Friday 27 June 2008

Hole in the Ozone Layer Protects Antartica from Global Warming

Things never exist in isolation. I posted earlier this week about the hole in the ozone layer. I came across this article today:


(reproduced from http://www.sciam.com/article.cfm?id=updates-jul-08&sc=rss)

Ozone Recovery, Warmer Antarctica
The Antarctic ozone hole that forms every spring has kept that continent's interior cold even as the rest of the world has warmed over the past few decades [see "A Push from Above"; SciAm, August 2002]. Thanks to the global ban on chlorofluorocarbons, stratospheric ozone levels there are slowly recovering. A repaired hole, however, could speed Antarctic ice melting and change weather patterns, according to a computer model by Judith Perlwitz of the University of Colorado at Boulder and her colleagues.

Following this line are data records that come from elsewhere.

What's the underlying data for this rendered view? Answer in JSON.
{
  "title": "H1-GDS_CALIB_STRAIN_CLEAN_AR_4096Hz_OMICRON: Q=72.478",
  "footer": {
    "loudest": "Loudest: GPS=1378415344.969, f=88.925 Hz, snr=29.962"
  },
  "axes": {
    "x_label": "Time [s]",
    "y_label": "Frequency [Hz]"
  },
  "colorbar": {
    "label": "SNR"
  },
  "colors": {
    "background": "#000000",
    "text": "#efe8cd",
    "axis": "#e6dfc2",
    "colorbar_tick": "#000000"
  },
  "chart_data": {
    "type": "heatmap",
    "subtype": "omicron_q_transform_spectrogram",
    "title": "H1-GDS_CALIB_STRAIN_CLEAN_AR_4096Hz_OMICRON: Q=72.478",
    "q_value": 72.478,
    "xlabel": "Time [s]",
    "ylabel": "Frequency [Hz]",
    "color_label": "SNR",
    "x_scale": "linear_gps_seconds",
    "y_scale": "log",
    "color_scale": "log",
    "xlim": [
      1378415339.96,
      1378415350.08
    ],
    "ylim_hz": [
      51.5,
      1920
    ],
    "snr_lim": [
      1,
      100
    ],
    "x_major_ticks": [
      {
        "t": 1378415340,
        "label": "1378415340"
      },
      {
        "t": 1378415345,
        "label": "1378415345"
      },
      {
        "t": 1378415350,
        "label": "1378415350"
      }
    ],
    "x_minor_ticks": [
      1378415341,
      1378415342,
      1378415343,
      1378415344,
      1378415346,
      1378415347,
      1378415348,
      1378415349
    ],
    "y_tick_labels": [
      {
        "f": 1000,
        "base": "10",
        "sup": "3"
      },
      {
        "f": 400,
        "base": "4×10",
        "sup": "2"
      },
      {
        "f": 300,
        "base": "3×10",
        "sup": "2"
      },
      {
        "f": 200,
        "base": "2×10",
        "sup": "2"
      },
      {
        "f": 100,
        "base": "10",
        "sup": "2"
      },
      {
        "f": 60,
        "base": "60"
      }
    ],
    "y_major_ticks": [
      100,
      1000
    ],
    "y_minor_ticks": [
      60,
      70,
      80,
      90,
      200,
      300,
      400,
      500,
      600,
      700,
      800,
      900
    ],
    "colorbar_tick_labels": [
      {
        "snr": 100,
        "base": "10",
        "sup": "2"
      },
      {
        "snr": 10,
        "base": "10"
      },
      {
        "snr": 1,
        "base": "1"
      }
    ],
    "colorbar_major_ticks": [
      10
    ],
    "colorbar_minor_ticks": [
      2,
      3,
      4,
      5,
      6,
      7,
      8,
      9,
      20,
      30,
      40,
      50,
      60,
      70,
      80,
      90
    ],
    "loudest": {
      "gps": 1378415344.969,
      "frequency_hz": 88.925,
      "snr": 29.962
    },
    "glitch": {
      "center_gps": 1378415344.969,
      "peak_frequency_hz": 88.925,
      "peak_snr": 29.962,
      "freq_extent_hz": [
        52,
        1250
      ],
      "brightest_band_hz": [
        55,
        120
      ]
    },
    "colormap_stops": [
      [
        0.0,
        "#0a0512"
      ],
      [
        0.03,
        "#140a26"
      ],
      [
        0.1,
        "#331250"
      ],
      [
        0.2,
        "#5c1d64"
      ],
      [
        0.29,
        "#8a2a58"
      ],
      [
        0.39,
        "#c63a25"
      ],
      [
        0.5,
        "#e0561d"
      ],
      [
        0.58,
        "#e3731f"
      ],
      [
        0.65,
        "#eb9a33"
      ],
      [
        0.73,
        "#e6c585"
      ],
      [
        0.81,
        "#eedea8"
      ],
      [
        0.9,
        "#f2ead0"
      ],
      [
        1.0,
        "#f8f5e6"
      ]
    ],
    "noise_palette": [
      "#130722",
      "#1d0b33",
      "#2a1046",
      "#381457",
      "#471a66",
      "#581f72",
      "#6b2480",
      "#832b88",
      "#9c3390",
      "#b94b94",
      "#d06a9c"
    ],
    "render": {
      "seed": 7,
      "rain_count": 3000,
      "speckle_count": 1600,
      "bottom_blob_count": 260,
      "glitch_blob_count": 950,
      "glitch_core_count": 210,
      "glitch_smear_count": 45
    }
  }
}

With more ozone, the lower stratosphere would absorb more ultraviolet light and warm up by as much as nine degrees Celsius. That in turn would break down circulation patterns that trap cold air over Antarctica's interior, making the continent heat up. The changed patterns would also make Australia warmer and drier, and South America could get wetter. Such ozone details may need to be worked into global climate models, most of which have neither incorporated such effects nor included enough of the stratosphere. The journal Geophysical Research Letters published the study on April 26.